安全技術に力を入れていることで知られる自動車メーカーのスウェーデン・ボルボ(Volvo)。新型ワゴン「V60」の日本での発表に合わせて、同社のセーフティ・センターでディレクターを務めるヤン・イヴァーソン(Jan Ivarsson)氏が来日した。新型V60で初搭載となった安全機能や、2020年までに死亡者・重傷者ゼロという目標に向けた取り組み、レベル3を飛ばしてレベル4の自動運転機能の開発を進める背景について聞いた。
新型V60では、逆走してくる4輪車との衝突による被害を自動ブレーキで軽減する「City Safety-対向車対応機能」を世界で初めて実現した。この機能の開発では、どんな課題があり、どう解決したのか。
今回のV60では、City Safetyというコンセプトの中に、衝突回避とか衝突被害軽減といったさまざまな機能を盛り込んでいる。その中で重要なのは、何をもってプラス効果とするのか、誤検知による介入と見なされないためにはどうすべきか、といった点である。

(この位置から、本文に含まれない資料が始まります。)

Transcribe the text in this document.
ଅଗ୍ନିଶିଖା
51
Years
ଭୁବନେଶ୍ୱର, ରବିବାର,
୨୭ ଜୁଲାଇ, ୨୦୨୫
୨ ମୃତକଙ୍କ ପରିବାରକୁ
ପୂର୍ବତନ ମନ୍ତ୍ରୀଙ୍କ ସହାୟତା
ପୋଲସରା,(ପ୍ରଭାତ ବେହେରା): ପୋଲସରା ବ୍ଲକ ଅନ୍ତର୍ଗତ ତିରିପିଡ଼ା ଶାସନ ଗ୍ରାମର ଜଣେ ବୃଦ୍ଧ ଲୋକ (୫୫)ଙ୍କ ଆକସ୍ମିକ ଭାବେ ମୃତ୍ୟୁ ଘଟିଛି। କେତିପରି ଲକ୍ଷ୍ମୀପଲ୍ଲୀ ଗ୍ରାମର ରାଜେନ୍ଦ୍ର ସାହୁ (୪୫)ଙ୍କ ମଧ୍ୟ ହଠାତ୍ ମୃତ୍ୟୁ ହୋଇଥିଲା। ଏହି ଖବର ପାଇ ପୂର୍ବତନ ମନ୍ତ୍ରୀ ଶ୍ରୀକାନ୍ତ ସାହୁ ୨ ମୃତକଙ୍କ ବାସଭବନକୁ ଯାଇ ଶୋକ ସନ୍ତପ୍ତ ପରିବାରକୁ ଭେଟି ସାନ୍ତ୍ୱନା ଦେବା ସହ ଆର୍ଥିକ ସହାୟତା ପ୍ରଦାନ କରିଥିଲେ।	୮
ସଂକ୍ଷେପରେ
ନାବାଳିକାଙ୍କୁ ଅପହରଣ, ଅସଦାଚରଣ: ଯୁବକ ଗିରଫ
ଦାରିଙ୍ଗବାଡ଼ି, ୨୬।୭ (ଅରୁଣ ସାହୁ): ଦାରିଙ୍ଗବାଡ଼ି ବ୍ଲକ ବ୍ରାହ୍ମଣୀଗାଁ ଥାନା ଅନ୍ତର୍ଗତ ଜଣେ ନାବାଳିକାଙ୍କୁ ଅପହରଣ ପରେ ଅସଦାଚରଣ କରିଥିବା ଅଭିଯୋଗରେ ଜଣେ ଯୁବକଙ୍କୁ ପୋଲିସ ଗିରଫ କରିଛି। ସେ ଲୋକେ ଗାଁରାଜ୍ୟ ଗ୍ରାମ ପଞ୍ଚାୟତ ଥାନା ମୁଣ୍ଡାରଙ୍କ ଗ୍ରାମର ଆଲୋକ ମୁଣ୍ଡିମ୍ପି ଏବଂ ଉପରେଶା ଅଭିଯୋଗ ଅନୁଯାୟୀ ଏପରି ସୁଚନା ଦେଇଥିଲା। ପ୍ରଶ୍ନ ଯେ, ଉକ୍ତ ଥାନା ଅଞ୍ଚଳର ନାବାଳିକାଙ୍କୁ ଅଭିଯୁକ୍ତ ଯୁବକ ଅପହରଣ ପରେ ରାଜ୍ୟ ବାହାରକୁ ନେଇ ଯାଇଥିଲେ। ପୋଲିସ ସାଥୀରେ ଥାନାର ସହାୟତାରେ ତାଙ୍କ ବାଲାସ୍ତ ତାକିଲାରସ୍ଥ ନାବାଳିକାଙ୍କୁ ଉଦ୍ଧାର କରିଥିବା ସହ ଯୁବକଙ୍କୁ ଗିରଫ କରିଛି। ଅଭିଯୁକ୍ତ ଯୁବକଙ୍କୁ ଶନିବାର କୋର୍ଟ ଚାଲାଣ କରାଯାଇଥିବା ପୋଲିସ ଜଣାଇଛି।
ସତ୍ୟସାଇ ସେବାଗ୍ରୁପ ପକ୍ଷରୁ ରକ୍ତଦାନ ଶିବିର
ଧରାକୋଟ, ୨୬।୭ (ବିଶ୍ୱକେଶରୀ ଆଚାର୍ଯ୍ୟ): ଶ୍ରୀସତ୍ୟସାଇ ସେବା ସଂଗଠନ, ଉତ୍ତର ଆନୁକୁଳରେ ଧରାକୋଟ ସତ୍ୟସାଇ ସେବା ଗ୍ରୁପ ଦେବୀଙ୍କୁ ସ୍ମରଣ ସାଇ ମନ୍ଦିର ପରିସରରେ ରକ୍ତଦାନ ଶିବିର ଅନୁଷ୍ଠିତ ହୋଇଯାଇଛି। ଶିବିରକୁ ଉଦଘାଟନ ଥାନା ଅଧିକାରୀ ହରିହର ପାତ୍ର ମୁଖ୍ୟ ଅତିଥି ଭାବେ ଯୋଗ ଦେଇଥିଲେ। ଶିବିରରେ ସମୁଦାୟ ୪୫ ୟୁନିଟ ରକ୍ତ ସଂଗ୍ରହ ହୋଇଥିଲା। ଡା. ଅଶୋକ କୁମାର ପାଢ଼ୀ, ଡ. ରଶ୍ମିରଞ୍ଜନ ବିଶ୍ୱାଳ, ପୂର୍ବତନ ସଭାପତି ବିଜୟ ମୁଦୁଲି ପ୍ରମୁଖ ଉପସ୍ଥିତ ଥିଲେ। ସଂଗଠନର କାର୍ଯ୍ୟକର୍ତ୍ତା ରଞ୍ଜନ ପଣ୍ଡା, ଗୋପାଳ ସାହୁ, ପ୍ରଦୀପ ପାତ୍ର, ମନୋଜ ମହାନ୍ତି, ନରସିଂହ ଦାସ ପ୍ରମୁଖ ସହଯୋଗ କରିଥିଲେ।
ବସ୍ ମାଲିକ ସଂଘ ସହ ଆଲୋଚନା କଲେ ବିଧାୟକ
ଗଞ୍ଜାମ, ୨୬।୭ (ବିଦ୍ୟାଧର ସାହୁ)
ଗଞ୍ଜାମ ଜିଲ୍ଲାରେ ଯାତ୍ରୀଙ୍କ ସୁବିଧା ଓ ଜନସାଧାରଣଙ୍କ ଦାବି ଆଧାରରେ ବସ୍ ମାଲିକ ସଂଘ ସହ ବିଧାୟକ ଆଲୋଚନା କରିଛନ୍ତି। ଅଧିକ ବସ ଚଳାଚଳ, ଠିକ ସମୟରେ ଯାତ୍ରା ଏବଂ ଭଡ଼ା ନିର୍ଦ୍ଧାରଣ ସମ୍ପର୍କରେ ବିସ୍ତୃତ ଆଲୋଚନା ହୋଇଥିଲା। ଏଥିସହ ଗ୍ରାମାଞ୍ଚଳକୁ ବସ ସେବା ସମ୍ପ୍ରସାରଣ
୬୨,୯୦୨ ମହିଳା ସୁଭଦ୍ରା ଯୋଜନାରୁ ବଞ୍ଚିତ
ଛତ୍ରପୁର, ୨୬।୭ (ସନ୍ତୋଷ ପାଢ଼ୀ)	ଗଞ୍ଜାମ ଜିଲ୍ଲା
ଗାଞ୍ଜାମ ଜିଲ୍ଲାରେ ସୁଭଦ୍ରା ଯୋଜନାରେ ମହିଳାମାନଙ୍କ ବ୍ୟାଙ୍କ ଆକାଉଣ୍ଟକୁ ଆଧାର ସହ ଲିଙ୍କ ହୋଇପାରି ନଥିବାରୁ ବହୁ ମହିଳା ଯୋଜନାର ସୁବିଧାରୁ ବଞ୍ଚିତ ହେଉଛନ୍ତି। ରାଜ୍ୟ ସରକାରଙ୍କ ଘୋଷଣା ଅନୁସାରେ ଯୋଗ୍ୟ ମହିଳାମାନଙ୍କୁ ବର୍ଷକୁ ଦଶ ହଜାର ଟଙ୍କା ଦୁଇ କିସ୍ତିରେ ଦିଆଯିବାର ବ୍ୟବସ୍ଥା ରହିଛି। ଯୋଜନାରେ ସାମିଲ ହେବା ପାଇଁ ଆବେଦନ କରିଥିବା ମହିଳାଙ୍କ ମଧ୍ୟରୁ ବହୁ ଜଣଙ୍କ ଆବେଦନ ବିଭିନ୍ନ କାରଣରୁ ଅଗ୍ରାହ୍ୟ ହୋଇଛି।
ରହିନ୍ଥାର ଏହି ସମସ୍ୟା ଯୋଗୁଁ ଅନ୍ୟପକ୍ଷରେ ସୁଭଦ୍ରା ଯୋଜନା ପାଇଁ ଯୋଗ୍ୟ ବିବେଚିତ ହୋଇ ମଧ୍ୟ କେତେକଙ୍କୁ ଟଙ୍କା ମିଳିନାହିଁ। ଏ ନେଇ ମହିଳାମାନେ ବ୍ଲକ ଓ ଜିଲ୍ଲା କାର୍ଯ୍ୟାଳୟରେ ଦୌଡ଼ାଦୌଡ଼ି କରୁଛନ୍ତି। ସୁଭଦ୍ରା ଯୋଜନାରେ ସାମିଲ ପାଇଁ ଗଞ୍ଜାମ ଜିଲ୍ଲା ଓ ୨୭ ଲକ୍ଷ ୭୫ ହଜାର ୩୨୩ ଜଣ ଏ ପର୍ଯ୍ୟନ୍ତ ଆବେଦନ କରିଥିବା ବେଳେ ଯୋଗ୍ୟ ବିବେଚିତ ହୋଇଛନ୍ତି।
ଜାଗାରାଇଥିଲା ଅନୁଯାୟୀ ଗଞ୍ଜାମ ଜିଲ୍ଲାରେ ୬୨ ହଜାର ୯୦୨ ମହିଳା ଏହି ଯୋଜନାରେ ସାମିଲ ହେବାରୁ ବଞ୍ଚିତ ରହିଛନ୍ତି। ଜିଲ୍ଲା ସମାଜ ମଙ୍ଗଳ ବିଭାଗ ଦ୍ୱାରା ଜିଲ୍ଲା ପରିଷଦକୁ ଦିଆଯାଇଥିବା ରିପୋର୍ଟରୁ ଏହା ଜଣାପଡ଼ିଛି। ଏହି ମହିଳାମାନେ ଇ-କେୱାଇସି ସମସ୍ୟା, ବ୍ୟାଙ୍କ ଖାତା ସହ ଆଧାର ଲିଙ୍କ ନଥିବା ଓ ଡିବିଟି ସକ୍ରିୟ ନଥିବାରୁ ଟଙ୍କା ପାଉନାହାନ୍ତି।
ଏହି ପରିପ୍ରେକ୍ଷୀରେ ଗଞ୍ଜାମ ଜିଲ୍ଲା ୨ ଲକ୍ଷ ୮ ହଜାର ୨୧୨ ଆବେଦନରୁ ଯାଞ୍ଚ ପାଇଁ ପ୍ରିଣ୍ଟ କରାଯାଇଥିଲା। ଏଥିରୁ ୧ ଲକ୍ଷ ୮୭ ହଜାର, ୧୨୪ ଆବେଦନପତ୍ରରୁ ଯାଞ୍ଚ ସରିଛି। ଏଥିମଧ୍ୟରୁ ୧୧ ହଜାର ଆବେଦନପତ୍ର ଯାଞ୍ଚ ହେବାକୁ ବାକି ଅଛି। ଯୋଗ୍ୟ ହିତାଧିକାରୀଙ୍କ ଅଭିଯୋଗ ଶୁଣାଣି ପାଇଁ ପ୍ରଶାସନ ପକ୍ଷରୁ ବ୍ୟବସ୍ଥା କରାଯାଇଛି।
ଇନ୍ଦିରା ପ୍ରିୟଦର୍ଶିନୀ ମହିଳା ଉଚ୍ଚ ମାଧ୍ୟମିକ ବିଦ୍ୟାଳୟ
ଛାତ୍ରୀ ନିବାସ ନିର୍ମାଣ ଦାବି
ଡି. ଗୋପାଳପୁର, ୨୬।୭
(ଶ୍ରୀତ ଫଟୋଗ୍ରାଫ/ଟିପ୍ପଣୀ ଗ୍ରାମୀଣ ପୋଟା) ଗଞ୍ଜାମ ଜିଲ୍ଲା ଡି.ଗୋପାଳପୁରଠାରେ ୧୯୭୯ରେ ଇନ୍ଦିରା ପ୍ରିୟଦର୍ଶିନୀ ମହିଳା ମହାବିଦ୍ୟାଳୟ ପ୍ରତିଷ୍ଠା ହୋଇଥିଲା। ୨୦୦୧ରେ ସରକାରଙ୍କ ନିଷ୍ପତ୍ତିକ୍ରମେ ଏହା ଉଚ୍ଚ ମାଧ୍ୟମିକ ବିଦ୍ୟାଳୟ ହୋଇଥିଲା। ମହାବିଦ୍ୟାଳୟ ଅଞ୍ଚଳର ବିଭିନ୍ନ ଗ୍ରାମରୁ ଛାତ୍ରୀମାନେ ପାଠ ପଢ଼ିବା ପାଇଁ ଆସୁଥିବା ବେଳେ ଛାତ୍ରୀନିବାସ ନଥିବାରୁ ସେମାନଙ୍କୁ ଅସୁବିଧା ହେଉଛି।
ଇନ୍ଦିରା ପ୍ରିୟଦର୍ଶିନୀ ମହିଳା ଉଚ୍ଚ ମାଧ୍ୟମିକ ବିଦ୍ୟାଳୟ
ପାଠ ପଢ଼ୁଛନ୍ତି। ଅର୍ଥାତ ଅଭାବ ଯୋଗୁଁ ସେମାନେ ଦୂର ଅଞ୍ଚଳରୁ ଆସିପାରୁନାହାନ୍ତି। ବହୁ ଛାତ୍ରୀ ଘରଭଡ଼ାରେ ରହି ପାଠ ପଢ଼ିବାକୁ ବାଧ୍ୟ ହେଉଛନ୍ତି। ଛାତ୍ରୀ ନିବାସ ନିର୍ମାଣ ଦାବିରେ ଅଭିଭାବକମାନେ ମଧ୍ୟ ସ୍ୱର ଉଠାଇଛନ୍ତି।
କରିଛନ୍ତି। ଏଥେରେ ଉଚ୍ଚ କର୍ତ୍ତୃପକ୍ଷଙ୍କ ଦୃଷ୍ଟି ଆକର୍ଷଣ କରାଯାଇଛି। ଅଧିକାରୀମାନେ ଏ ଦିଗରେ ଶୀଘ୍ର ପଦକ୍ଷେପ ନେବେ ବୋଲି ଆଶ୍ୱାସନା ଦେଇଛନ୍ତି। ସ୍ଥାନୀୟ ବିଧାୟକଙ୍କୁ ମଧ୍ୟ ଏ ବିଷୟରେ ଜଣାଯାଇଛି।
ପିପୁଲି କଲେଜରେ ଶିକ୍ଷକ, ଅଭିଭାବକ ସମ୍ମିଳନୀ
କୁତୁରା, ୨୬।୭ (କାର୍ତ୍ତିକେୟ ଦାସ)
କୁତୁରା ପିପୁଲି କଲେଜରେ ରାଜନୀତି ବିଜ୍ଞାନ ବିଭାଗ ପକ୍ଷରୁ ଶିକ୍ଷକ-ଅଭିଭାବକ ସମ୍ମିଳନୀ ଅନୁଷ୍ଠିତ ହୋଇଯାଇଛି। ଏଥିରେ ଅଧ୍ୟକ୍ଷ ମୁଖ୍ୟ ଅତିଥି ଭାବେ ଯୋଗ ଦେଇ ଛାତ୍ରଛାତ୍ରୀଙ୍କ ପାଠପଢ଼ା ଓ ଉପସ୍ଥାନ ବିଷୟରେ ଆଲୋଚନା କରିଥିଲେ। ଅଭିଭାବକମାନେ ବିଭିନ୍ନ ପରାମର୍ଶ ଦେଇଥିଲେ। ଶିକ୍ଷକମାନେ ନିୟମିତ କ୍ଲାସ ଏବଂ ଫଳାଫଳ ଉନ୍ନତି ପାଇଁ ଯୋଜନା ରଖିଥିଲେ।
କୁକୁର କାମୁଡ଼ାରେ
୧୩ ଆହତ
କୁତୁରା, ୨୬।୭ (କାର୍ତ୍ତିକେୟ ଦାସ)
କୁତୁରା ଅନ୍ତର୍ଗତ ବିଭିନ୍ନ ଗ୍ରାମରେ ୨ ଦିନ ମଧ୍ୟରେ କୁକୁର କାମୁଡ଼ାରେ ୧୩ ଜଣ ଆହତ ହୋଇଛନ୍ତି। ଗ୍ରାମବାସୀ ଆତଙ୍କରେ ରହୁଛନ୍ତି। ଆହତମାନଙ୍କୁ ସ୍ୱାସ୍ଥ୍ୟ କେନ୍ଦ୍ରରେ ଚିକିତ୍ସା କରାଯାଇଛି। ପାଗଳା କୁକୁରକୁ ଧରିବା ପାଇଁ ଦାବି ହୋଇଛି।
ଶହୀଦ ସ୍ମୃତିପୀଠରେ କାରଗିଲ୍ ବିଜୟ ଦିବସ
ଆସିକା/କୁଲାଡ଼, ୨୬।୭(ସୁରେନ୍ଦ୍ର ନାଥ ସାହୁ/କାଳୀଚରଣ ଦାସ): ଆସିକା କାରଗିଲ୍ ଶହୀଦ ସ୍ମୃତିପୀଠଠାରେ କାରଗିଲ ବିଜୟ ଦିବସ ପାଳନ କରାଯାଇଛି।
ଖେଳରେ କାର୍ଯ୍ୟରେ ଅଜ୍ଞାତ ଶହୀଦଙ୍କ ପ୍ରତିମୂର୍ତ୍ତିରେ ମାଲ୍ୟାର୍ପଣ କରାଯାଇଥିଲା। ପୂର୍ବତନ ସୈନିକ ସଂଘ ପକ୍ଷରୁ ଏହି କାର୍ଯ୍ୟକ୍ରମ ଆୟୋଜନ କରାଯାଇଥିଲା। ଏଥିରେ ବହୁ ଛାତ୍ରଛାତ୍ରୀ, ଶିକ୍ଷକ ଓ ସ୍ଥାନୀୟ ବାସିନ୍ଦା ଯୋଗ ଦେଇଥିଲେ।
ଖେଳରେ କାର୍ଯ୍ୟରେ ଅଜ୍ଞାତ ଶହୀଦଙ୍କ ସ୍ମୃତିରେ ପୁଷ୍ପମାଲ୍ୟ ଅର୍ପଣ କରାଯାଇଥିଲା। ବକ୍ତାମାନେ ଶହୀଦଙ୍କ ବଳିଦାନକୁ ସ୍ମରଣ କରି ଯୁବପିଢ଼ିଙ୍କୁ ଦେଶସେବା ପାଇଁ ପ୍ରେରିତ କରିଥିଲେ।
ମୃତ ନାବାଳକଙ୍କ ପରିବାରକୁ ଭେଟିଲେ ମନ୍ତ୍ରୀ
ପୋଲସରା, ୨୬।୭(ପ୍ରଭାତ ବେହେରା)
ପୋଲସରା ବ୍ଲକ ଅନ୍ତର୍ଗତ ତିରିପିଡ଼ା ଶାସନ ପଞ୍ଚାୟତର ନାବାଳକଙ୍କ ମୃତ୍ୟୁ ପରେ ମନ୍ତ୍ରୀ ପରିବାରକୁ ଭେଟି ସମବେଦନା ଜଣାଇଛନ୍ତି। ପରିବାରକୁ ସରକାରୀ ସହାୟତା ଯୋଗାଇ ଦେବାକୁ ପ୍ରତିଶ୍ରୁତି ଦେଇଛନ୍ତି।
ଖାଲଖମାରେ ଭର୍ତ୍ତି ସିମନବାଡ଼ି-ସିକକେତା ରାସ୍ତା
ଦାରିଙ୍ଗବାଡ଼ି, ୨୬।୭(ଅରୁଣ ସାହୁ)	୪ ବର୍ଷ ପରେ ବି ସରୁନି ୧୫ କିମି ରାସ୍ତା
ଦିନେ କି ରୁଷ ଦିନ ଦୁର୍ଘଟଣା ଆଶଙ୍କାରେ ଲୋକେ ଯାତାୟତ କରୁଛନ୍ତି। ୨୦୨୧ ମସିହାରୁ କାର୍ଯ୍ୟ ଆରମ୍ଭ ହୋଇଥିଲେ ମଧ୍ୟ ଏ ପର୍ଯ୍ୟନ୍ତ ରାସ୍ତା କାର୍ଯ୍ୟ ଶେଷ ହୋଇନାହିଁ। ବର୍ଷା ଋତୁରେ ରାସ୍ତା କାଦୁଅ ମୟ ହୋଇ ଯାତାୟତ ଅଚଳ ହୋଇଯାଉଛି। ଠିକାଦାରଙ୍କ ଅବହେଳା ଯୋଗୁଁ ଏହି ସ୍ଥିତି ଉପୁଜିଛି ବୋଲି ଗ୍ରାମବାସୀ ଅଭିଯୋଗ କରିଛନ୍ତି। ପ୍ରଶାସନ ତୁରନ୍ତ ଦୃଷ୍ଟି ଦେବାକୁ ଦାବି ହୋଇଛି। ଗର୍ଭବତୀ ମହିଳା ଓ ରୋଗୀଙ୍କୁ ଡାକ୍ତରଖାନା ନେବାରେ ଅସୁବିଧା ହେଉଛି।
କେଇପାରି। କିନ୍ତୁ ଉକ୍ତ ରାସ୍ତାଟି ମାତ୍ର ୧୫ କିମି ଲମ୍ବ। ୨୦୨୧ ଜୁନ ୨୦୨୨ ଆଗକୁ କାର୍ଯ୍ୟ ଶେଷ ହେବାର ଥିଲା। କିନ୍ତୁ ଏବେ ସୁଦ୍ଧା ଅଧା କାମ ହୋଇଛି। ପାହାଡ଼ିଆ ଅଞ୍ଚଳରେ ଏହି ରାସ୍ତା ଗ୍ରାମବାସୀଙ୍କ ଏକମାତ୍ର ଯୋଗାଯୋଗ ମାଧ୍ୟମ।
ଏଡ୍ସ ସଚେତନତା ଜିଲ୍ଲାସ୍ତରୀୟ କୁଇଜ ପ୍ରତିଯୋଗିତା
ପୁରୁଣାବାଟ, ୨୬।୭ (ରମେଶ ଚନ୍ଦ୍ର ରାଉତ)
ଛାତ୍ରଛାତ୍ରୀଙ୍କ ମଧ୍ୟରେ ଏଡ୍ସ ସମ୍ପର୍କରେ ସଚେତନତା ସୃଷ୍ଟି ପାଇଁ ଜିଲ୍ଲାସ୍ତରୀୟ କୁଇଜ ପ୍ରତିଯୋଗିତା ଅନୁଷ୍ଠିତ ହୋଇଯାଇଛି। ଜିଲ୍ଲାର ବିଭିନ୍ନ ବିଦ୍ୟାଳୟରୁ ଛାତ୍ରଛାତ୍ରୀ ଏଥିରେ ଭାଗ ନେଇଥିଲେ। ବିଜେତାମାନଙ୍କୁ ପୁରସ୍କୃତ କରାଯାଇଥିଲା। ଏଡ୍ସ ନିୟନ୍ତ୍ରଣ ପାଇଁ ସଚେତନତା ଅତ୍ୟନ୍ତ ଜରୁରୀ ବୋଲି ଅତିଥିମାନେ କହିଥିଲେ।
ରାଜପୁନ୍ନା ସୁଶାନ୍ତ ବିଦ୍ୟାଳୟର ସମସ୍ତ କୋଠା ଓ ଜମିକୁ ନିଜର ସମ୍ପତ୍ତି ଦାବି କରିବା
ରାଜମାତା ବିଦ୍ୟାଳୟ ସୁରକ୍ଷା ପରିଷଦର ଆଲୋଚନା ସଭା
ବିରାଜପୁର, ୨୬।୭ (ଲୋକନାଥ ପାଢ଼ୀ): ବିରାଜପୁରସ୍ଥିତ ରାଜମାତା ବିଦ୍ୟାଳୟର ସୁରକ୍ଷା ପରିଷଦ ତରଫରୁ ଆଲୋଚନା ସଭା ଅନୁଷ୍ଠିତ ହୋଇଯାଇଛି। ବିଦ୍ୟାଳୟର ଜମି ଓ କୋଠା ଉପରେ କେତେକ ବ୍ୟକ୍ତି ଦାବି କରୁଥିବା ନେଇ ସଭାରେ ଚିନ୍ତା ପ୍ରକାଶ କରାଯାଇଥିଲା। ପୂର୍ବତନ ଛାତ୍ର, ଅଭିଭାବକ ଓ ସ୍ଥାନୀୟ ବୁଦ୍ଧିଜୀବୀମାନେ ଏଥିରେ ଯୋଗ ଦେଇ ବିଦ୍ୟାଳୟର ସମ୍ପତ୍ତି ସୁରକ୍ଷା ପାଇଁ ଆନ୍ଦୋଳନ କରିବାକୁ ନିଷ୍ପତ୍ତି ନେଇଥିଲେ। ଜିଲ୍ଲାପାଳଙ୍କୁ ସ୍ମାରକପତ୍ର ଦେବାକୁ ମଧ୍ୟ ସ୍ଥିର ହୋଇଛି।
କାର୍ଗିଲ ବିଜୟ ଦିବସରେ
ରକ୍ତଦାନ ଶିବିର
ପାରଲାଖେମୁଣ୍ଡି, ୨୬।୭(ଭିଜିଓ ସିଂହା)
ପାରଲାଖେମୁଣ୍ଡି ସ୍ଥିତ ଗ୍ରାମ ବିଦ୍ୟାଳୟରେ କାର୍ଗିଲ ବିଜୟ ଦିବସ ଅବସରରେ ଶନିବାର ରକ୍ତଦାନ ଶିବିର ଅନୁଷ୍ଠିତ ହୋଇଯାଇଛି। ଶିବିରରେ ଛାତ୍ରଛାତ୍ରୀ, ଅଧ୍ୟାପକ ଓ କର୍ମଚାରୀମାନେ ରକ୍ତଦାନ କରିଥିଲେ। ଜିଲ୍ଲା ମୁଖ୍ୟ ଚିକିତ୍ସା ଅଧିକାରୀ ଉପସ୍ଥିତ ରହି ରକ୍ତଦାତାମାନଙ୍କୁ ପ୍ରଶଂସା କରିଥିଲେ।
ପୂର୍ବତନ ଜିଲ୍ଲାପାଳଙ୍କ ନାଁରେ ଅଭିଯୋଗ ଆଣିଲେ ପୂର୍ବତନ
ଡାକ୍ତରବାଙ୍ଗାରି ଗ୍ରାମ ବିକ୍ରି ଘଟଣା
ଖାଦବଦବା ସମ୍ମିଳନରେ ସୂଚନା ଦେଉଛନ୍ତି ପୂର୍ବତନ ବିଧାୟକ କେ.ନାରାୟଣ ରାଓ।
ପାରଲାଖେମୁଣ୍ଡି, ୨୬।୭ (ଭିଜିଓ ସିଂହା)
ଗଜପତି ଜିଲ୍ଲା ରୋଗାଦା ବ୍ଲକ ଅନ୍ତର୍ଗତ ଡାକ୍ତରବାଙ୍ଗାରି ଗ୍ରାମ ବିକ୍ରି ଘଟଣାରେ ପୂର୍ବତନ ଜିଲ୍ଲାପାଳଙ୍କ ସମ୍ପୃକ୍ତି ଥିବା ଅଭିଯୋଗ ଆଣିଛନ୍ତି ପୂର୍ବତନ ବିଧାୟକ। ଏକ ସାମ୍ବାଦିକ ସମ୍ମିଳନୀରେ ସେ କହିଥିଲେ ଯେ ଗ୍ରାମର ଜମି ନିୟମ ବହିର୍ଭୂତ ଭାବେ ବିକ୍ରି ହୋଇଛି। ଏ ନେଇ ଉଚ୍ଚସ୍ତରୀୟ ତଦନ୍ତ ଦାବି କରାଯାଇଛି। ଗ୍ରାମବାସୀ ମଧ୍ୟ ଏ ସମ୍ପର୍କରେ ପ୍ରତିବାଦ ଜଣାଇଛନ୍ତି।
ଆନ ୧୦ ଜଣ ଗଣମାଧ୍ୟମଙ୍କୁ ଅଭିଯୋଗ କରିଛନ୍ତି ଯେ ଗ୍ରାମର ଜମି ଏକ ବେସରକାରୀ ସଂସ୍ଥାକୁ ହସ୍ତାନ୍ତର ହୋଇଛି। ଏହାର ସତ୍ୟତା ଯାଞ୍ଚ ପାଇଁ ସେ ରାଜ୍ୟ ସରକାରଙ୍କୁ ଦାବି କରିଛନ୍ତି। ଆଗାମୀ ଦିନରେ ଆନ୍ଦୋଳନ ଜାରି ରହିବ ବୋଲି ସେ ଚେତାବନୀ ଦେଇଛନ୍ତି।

質問の逆走車に対する衝突被害軽減の難しさでは、逆走車が近づいてくるということをどの段階で検知しどのタイミングで介入すべきか、ということである。
本来であれば運転者が自らその状況を判断して運転しなければならないところを、もし早い段階で介入すると、運転者のいらつきや、思わぬ事故を招くということにつながる。あくまでも運転者が責任を持って運転しなければならない。どの段階で運転者がもう策を打てないと判断し自動機能を発動させるかが一番難しい。そのためには、通常の走行運転がどういうものかを理解することが重要になる。